Submission to BioSample

Submission of research data from human subjects
For submitting data from human subjects (human data) to the databases of DDBJ center, it is submitter's responsibility to ensure that the dignity and right of human subject are protected in accordance with all applicable laws, ordinances, guidelines and policies of submitter's institution. In principle, make sure to remove any direct personal identifiers of human subjects from your data to be submitted. Before submitting human data, read the "Submission of research data from human subjects".

Submission to BioSample

Create a new sample submission

Obtain a submission account according to the Account Handbook.

Move to the Biosample submission page from the “Biosample” menu at the top. Create a new sample submission by clicking the [New submission] button.

Upper limit is about 2,000 samples per submission.

If there is no reply from submitters after three months of initial contact, submissions will be cancelled.

Create a new sample submission
Create a new sample submission

To submit a BioSample, enter content from left to right tabs.

For BioSample metadata, please see the BioSample metadata.

Submit new samples

Select a sample type in the "SAMPLE TYPE". For genome samples, minimum sample attributes are defined by MIxS.

For the Sample type, please see the BioSample Handbook.

Select a sample type

Enter sample attributes

List and explanation of BioSample attributes. User-defined attributes can be added to the rightmost column.

Example BioSample submission files

Download a template text file according to the selected sample type to enter sample attributes.

A main sample submission step is to describe samples by required, optional and user-defined attributes.

Download a text file for entering sample attributes

A text file is separated by tab and can be opened and editted in spreadsheet editor (e.g. Excel®). Attribute names are in a header line. Attributes with "*" are required.

From second lines, enter one sample per line.

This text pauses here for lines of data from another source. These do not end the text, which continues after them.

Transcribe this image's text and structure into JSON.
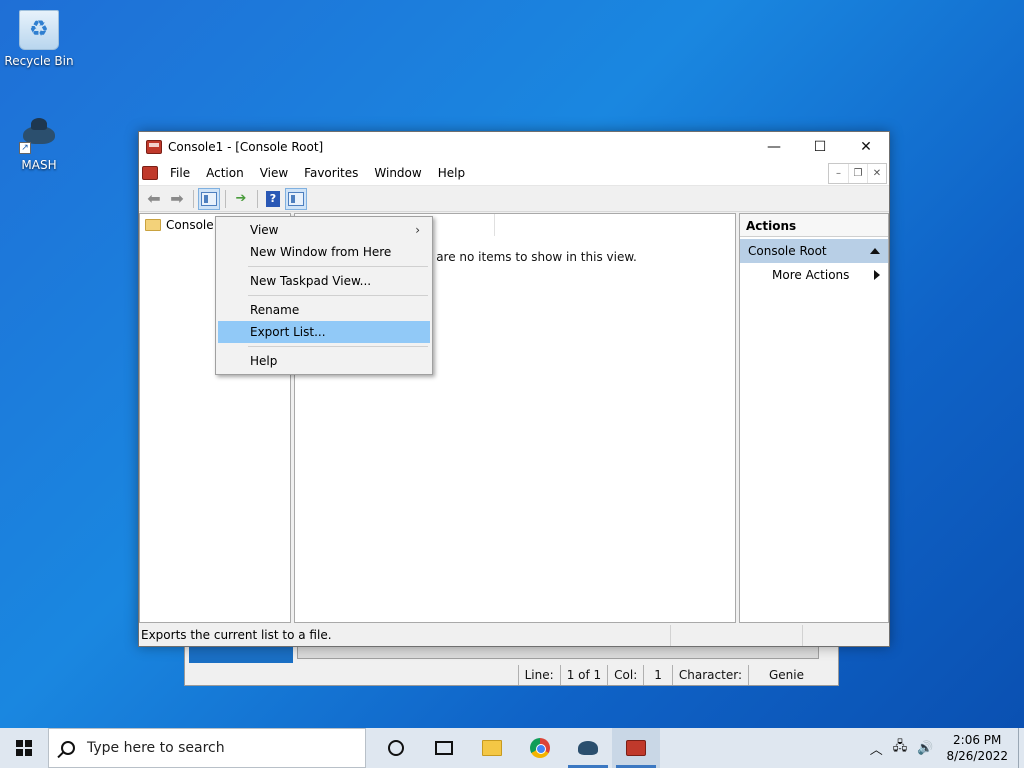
{
  "desktop": {
    "icons": [
      {
        "label": "Recycle Bin"
      },
      {
        "label": "MASH"
      }
    ]
  },
  "background_window": {
    "status": {
      "line_label": "Line:",
      "line_value": "1 of 1",
      "col_label": "Col:",
      "col_value": "1",
      "character_label": "Character:",
      "font_value": "Genie"
    }
  },
  "window": {
    "title": "Console1 - [Console Root]",
    "controls": {
      "minimize": "—",
      "maximize": "☐",
      "close": "✕"
    },
    "menu": [
      "File",
      "Action",
      "View",
      "Favorites",
      "Window",
      "Help"
    ],
    "tree": {
      "root_label": "Console R"
    },
    "list": {
      "empty_message": "e are no items to show in this view."
    },
    "actions": {
      "title": "Actions",
      "section": "Console Root",
      "more_actions": "More Actions"
    },
    "status_text": "Exports the current list to a file."
  },
  "context_menu": {
    "items": [
      {
        "label": "View",
        "submenu": true
      },
      {
        "label": "New Window from Here"
      },
      {
        "label": "New Taskpad View..."
      },
      {
        "label": "Rename"
      },
      {
        "label": "Export List...",
        "highlighted": true
      },
      {
        "label": "Help"
      }
    ],
    "highlight_color": "#91c9f7"
  },
  "taskbar": {
    "search_placeholder": "Type here to search",
    "clock": {
      "time": "2:06 PM",
      "date": "8/26/2022"
    }
  }
}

Enter PSUB submission id in bioproject_id for project without PRJD accession numbers.

In one submission, samples can be submitted as 1 sample - 1 line in sample attributes tab-delimited text file.

Missing value reporting

The International Nucleotide Database Collaboration (INSDC)have developed a standardised missing/null value reporting language to be used where a value of an expected format for sample metadata reporting can not be provided. Submitters are strongly encouraged to always provide true values of expected formats. However, if missing/null value reporting is required submitters are asked to use a term with the finest granularity for their reported situation. If appropriate, use a term in the "lower level", if not, use a term in the "top level".

To facilitate an understanding of the supported terms we enclose a table with the missing/null value terms and their definitions.

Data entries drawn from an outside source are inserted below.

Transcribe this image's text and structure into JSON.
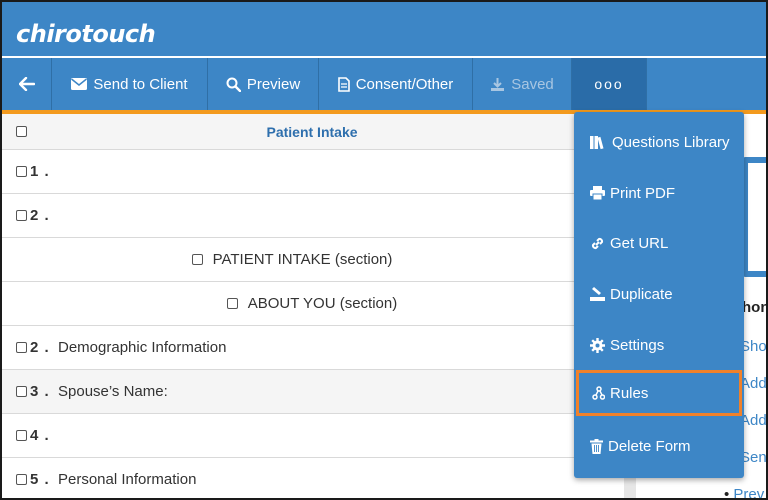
{
  "app": {
    "logo": "chirotouch"
  },
  "toolbar": {
    "send_label": "Send to Client",
    "preview_label": "Preview",
    "consent_label": "Consent/Other",
    "saved_label": "Saved",
    "more_label": "ooo"
  },
  "table": {
    "title": "Patient Intake",
    "rows": [
      {
        "num": "1 .",
        "text": ""
      },
      {
        "num": "2 .",
        "text": ""
      },
      {
        "num": "",
        "text": "PATIENT INTAKE (section)"
      },
      {
        "num": "",
        "text": "ABOUT YOU (section)"
      },
      {
        "num": "2 .",
        "text": "Demographic Information"
      },
      {
        "num": "3 .",
        "text": "Spouse’s Name:"
      },
      {
        "num": "4 .",
        "text": ""
      },
      {
        "num": "5 .",
        "text": "Personal Information"
      }
    ]
  },
  "menu": {
    "items": [
      {
        "label": "Questions Library",
        "icon": "books-icon"
      },
      {
        "label": "Print PDF",
        "icon": "printer-icon"
      },
      {
        "label": "Get URL",
        "icon": "link-icon"
      },
      {
        "label": "Duplicate",
        "icon": "duplicate-icon"
      },
      {
        "label": "Settings",
        "icon": "gear-icon"
      },
      {
        "label": "Rules",
        "icon": "rules-icon"
      },
      {
        "label": "Delete Form",
        "icon": "trash-icon"
      }
    ]
  },
  "right_panel": {
    "heading_fragment": "hon",
    "links": [
      "Show",
      "Add",
      "Add",
      "Send",
      "Prev"
    ]
  },
  "colors": {
    "header": "#3d86c6",
    "accent": "#f39a1e",
    "selected_outline": "#f0812a",
    "title": "#2e6fad"
  }
}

Please use the following standardised missing value vocabulary only if a true value of an expected format for a mandatory field is missing. If a true value is missing for a recommended or an optional field then these fields should not be used for reporting at all.

INSDC missing value reporting terms

INSDC term
(top level)
INSDC term
(lower level)
Definition
not applicable   information is inappropriate to report, can indicate that the standard itself fails to model or represent the information appropriately
missing not collected information of an expected format was not given because it has not been collected
not provided information of an expected format was not given, a value may be given at the later stage
restricted access information exists but can not be released openly because of privacy concerns

Sample attributes validation

Upload the sample attribute file by selecting the file and click the Continue button. The validator checks the uploaded file accoring to the rules and feedbacks the error and warning messages. Submitters can not submit the BioSample unless all errors are resolved.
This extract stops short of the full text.